Lebensläufe, die ähnlicher kaum sein könnten

 Martin und Andreas Karrer haben sich längstens an solche Szenen gewöhnt und können darüber schmunzeln. Als Zwillinge stehen sie sich schon ein Leben lang nahe. Nach der obligatorischen Schulzeit hatten beide die KV-Lehre auf einer Gemeindeverwaltung absolviert. Beide fanden danach eine Anstellung im Toggenburg – Martin Karrer als Ratsschreiber bei der Gemeinde Hemberg, Andreas Karrer als Leiter Betreibungsamt in Ebnat-Kappel. Und ob Fügung oder Zufall, jedenfalls dauerte es im Jahr 2010 keine sechs Monate, innerhalb derer alle beide ihre Arbeitgeber wechselten. Seit März 2023 sind sie nun vereint auf dem Areal des Stiftsbezirks St.Gallen.

Auch privat ticken sie ähnlich – so ähnlich, dass sie sich bei den Kleidern von Fall zu Fall absprechen, um nicht plötzlich an einer Veranstaltung im Partnerlook aufzutauchen. «Zudem hat jeder von uns eine Frau mit langem, dunklem Haar», sagt Martin Karrer lachend. Vor wenigen Wochen ist er zum ersten Mal Vater einer Tochter geworden. Ach ja, die folgende Info erklärt sich schon fast von selbst: Andreas Karrer wird in den nächsten Tagen ebenfalls Papa, und auch bei ihm und seiner Frau wird es eine Tochter.

Neue Dimension der Irrungen

 Seit diesem Jahr haben die Verwechslungen nochmals eine neue Dimension erreicht. Andreas Karrer sitzt seit Januar auch im Katholikenparlament. Martin Karrer wirkt in seiner Funktion hier schon lange und führt die Protokolle. X-fach wurde Andreas an seiner ersten Session mit «Martin» gegrüsst, und an der vorausgegangenen Regionalversammlung wunderten sich Leute, dass plötzlich Martin anwesend ist, weil sie den gewählten Parlamentarier Andreas Karrer noch nicht kannten.

Ein besonderes Erlebnis schildern die Zwillinge ebenso aus dem Toggenburg, wo Andreas Karrer während der Coronazeit ein Mountainbike kaufte.

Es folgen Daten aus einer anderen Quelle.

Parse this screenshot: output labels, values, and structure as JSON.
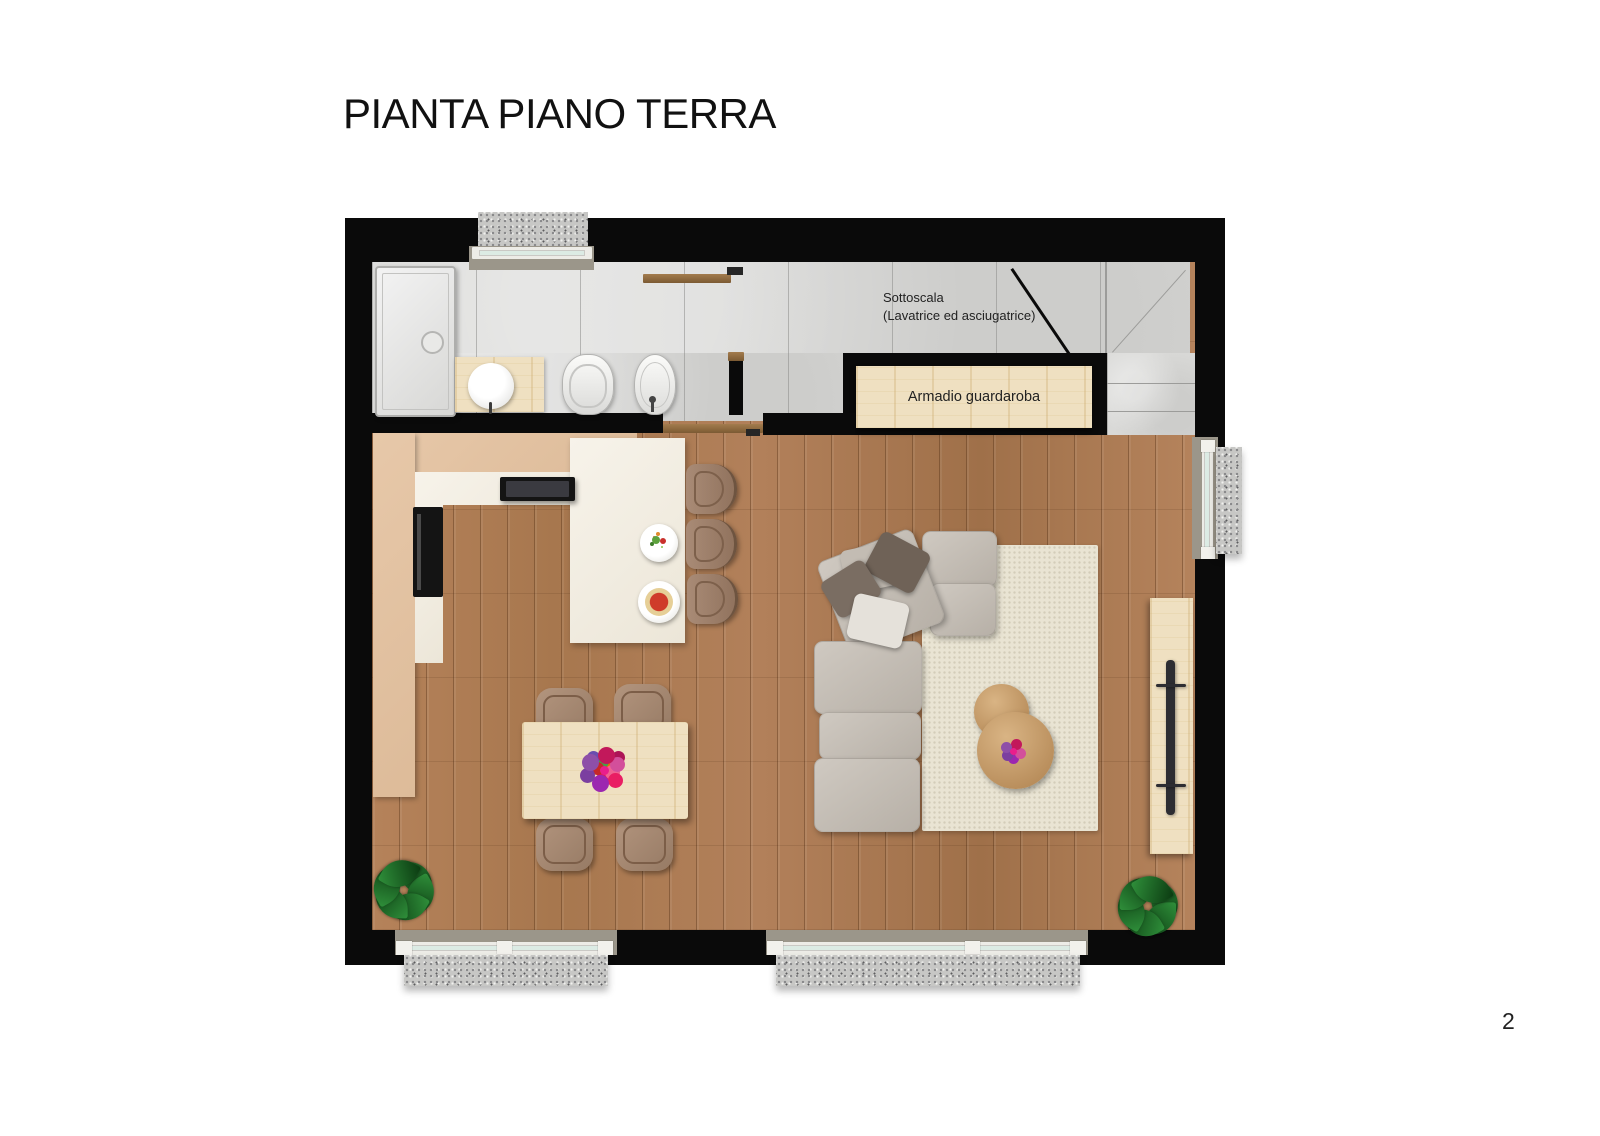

Als gleichentags auch sein Bruder dort aufkreuzte, weil er dasselbe Bike-Modell ergattern wollte, kam der Geschäftsführer zünftig ins Schwitzen. Nach der Auflösung meinte dieser, dass er es jetzt wahrlich kurios gefunden hätte, wenn der gleiche Mann am gleichen Tag das gleiche Bike zweimal kaufe – und das in Begleitung von zwei verschiedenen Frauen.

Eine Fussballfrage schafft Klarheit

«Das Leben als Zwilling bringt durchaus amüsante Episoden mit sich», so Martin Karrer. Bleibt die Frage, wie man die beiden im Stiftsbezirk St.Gallen denn nun unterscheiden könnte. «Du bist etwas schlanker», so Martin zu seinem Bruder. «Du hast dafür die schmalere Brille», stichelt Andreas retour. Den meisten dürfte dies ebenso wenig weiterhelfen wie die Tatsache, dass Andreas Karrer rund ein Zentimeter grösser ist. Jedoch könnte man sie auf ihre Fussballmannschaft ansprechen, der sie in jungen Jahren die Daumen drückten. Martin Karrer war Fan von Servette, Andreas Karrer jubelte für Sion. Mögen diese Zeiten auch vorbeisein und sie mittlerweile für dieselben Vereine einstehen, so lässt sich mit der Fussballfrage zumindest eruieren, wer denn soeben über die Wiese im Stiftsbezirk spaziert. Einfach ausprobieren.